Currently, the possible backends are:

        cBPF for live Linux kernel captures without VLAN tag support;
        cBPF for live Linux kernel captures with VLAN tag support;
        cBPF for Npcap NPF kernel captures with VLAN tag support;
        cBPF for everything else.

In the future, we might also have eBPF for some or all of those as well.

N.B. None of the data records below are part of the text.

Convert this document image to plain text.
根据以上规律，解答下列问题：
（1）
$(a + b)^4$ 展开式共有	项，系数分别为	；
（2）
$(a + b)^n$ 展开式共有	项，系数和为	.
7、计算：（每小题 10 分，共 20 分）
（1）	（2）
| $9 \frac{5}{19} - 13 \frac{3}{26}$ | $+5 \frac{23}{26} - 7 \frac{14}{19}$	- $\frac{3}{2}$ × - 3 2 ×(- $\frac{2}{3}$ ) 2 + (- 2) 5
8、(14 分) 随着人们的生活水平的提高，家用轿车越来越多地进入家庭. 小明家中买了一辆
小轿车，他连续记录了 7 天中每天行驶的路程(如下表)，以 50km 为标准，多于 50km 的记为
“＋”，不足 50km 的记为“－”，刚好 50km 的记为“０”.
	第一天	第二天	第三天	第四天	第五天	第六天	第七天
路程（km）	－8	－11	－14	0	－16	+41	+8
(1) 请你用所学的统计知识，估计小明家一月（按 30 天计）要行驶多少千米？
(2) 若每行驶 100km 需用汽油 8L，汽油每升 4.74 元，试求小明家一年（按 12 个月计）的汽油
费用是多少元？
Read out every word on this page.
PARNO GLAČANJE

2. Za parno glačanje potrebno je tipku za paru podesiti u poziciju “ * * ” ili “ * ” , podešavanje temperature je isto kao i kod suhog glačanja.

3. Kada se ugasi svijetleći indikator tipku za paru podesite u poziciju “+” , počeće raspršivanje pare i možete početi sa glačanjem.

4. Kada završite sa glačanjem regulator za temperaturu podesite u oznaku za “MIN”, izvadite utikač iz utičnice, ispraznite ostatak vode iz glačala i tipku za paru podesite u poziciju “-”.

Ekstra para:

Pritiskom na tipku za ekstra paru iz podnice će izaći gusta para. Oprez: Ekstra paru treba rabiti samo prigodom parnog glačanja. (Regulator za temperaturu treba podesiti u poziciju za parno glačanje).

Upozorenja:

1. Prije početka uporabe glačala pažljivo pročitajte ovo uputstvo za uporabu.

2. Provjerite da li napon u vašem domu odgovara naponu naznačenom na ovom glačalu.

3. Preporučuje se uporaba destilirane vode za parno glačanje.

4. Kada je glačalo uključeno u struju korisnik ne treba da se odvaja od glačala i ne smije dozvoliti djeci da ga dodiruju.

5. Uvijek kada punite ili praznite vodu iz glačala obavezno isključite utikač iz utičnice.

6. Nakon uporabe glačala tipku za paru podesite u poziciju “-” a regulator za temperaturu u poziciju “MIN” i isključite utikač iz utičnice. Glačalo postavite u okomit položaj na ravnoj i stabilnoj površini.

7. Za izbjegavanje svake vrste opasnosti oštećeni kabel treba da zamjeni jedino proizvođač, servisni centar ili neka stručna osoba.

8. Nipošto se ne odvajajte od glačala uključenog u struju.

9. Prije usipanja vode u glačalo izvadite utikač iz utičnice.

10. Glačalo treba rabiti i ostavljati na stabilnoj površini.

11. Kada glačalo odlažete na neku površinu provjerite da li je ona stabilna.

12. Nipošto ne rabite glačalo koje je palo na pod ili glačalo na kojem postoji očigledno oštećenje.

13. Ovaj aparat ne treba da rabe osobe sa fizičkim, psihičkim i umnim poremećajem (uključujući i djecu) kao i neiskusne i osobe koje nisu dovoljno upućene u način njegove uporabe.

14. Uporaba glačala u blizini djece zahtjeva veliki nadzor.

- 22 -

In the longer term, the compilation process should probably be split into:

        a phase that compiles a filter into a target-independent *and* 
link-layer-independent *and* snapshot-length-independent intermediate 
representation, optionally doing whatever optimization can be done with that;

        a phase that compiles that intermediate representation into 
optionally-optimized code for a particular link layer, snapshot length, and 
target.

That would be used, for example, when reading a pcapng file with a 
full-pcapng-support API; the filter for the handle for that file would be set 
to the generated intermediate representation from the first phase and, for each 
new link-layer/snapshot length pair in the file, would generate the appropriate 
code for the filter, caching the results.